Insurance Reforms Prompt Speedier Whiplash Recovery

From the WebMD Archives

April 19, 2000 -- Patients suffering from whiplash injuries can expect to recover in about half the time under a new insurance system that guarantees treatment but virtually eliminates costly damage suits. In other words, according to Canadian researchers, taking lawsuits out of the equation is comparable to making a dramatic advance in therapy for those with nagging whiplash symptoms.

J. David Cassidy, DC, PhD, an epidemiologist at the University of Alberta in Edmonton, looked at the transition from a so-called tort system, which allows vehicle crash victims to sue for damages, to a "no fault" approach, which curbs legal action but enhances medical and income-replacement benefits. The study took place in the province of Saskatchewan and included nearly 7,500 people who filed whiplash injury claims during the changeover to no fault insurance during 1994 and 1995.

In what is apparently the biggest-ever study of its type, Cassidy and colleagues compared the accident victims' length of recovery time between the old tort and new no fault insurance methods. He describes the findings, which appear in the April 21 issue of The New England Journal of Medicine, as "astonishing." Pure no fault systems are rare. Usually, accident victims are allowed some right to sue for additional damages.

During the last six months of the tort system, the time from filing a whiplash claim to closure of the case was 433 days, but that number dropped dramatically to 194 days under no fault insurance.

"There's a huge benefit to recovery if you don't tie benefits to pain and suffering compensation. In my mind, if you can shave over 200 days of recovery time off an injury ... and if I came up with a treatment that did that, I'd be world famous," Cassidy tells WebMD.

But to critics like Michael Freeman, PhD, an epidemiologist at Oregon Health Sciences University who specializes in vehicle injuries, the researchers are "stacking the deck to show that more people have a claim closure, but I don't think we have a very good measure of how these people did."

Cassidy says he compared the tort and no fault patient population groups to make sure there was nothing distinctly different about them. In addition to the improvement in recovery time, Cassidy found that whiplash claims themselves actually dropped 28% during the study, despite the fact that accident numbers went up.

Other positive health indicators in the Canadian study include improvements in reports of symptoms like neck pain, physical functioning, and mood -- all correlated with a quicker resolution of the claim.

Freeman has been up in Saskatchewan offering support to a group that opposes no fault insurance. "These people were led like cattle to the slaughter in my opinion. They are being forced into treatment they don't want. They are being kicked out of programs if they don't cooperate," says Freeman, who has testified as an expert witness for whiplash plaintiffs.

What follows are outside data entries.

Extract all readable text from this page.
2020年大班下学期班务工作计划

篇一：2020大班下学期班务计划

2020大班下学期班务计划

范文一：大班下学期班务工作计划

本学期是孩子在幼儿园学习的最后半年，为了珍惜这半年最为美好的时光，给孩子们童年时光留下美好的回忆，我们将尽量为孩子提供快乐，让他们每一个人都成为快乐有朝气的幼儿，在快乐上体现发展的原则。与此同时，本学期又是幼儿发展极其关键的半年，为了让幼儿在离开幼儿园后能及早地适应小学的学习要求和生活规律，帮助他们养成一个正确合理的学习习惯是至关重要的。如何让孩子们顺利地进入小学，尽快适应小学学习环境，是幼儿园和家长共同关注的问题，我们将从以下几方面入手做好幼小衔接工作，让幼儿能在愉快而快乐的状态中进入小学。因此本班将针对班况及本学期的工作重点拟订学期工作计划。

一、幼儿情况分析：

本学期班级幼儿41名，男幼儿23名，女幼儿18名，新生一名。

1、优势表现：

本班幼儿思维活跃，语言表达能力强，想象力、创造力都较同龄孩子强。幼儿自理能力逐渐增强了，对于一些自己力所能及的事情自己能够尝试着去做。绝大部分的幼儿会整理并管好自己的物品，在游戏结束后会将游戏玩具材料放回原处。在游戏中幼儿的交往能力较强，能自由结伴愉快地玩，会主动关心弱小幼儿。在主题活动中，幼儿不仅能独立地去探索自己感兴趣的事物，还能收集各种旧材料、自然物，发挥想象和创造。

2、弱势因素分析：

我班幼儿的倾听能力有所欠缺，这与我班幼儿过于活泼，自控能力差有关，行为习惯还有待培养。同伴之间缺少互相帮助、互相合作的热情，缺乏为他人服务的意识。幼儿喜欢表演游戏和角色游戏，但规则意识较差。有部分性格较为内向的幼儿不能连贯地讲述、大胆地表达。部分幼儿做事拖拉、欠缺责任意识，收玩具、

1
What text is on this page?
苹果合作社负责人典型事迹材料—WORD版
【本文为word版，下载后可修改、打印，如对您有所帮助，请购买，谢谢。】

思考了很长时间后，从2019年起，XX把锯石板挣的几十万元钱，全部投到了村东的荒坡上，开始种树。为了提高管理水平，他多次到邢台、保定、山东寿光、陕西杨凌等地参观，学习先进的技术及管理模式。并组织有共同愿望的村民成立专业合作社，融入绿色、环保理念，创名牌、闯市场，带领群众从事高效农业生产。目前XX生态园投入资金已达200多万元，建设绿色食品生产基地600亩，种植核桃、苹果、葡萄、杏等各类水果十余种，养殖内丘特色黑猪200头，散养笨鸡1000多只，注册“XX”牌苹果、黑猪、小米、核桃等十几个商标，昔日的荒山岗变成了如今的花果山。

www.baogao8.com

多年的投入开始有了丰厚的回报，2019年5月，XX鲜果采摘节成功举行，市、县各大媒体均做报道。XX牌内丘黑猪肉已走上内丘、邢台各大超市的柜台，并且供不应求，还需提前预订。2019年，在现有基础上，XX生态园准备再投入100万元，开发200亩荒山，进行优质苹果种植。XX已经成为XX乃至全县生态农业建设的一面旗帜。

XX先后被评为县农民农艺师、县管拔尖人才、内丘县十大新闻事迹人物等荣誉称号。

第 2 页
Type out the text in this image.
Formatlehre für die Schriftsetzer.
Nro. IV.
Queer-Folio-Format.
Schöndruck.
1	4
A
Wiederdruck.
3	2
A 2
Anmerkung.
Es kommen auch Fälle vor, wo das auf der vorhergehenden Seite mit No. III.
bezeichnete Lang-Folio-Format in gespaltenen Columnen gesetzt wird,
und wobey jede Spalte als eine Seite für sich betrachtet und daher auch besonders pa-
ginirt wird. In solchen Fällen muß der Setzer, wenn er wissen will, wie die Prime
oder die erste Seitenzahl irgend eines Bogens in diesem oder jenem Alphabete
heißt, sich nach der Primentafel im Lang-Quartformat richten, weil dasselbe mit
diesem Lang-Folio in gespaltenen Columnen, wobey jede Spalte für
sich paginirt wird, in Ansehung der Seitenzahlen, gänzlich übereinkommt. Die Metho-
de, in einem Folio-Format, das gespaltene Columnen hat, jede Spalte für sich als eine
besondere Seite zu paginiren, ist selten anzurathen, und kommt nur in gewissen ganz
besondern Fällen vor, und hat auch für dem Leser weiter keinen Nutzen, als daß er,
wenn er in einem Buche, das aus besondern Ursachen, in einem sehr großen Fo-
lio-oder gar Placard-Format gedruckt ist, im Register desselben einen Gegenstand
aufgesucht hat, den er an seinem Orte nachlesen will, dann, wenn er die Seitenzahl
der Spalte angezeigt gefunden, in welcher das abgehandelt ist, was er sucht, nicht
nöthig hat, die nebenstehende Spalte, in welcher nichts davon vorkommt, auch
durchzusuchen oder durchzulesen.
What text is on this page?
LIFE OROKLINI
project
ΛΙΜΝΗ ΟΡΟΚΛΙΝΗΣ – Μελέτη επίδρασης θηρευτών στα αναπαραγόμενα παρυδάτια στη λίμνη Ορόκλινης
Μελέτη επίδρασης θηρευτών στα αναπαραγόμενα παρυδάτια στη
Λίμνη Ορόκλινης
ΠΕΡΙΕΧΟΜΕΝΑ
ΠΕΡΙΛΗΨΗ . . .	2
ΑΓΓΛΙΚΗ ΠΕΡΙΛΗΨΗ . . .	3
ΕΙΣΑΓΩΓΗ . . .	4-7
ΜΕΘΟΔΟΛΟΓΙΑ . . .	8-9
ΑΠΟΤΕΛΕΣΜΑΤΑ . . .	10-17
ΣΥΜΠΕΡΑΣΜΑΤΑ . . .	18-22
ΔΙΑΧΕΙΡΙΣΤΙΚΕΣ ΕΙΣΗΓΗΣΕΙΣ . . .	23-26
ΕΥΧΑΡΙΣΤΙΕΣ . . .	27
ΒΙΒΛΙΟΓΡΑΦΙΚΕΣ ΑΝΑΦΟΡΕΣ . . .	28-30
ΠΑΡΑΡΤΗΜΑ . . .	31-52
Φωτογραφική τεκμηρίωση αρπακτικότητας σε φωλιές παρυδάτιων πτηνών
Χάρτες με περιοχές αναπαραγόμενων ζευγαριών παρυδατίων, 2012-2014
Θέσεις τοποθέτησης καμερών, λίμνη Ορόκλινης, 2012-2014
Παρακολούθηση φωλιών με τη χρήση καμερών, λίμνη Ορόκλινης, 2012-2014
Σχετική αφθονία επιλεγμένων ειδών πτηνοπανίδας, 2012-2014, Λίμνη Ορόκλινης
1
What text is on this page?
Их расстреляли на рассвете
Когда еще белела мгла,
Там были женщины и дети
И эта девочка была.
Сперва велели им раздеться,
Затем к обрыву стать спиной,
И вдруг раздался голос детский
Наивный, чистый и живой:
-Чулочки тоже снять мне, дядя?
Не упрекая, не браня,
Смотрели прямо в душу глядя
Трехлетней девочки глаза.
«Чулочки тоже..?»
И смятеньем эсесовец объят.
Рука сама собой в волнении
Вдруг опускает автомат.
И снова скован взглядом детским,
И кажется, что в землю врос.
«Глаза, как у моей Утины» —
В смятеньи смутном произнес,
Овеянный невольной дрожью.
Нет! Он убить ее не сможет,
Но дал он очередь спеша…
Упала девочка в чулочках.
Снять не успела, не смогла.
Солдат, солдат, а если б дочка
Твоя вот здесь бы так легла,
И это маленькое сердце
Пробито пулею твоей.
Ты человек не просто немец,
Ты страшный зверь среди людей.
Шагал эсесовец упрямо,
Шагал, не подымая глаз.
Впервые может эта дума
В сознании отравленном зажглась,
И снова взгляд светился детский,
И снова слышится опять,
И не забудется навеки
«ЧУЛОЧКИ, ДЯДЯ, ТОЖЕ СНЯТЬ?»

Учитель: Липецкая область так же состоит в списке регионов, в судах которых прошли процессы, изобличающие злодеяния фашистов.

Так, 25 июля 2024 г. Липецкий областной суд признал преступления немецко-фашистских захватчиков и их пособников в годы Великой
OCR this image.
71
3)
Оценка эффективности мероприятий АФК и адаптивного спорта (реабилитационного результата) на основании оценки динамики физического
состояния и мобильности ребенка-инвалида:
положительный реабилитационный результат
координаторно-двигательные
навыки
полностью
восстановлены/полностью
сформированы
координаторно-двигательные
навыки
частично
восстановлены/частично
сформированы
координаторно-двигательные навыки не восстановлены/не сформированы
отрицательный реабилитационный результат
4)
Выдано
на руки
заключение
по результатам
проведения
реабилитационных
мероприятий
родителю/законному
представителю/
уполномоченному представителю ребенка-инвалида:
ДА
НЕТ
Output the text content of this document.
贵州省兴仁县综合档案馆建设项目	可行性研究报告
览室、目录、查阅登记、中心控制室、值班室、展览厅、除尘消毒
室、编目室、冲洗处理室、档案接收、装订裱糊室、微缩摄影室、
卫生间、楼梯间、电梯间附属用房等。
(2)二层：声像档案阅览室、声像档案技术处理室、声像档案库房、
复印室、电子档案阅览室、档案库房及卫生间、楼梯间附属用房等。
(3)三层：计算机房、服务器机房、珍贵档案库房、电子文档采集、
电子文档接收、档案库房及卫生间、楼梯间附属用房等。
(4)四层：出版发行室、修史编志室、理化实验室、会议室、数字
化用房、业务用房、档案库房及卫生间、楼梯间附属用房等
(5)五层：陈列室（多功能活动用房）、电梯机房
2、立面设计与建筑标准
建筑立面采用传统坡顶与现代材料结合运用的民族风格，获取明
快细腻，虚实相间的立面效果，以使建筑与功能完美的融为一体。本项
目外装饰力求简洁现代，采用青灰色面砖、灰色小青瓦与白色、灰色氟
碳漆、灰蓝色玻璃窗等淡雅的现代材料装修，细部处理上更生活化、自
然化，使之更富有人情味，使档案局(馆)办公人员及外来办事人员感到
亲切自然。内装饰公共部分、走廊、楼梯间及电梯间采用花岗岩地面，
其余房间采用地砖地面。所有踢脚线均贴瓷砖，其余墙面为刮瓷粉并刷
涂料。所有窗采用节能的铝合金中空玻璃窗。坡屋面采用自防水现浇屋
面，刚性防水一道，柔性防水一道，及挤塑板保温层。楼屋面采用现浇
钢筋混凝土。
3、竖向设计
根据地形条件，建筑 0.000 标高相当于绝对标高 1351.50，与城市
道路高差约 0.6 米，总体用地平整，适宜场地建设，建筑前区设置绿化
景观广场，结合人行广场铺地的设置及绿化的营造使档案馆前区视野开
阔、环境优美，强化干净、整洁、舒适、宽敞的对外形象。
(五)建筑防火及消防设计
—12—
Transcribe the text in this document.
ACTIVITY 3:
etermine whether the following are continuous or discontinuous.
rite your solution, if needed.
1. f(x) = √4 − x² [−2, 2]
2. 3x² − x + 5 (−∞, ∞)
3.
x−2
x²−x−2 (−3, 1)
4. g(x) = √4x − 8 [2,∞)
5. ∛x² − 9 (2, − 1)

Cassidy insists everyone in the study was given informed consent, and that his research shows the benefit of focusing on rehabilitation instead of legal remedies. "Plaintiffs' experts and lawyers certainly benefit [financially] from a tort system. ... I'm saying, why do that? Why not help people get better twice as fast and take [lawsuits] out of the equation?" says Cassidy. The researcher says that the tort system added $4 billion in excess costs to the U.S. medical bill in 1993.

In an editorial accompanying the study, author Richard Deyo, MD, MPH, of the University of Washington in Seattle, notes that many treatments for whiplash have not been thoroughly tested. For policy makers, this study should encourage further experimentation with systems like the one in Saskatchewan.

The research was supported by a grant from Saskatchewan Government Insurance -- the public agency that provides the majority of motor vehicle injury insurance in the province of 1.1 million people.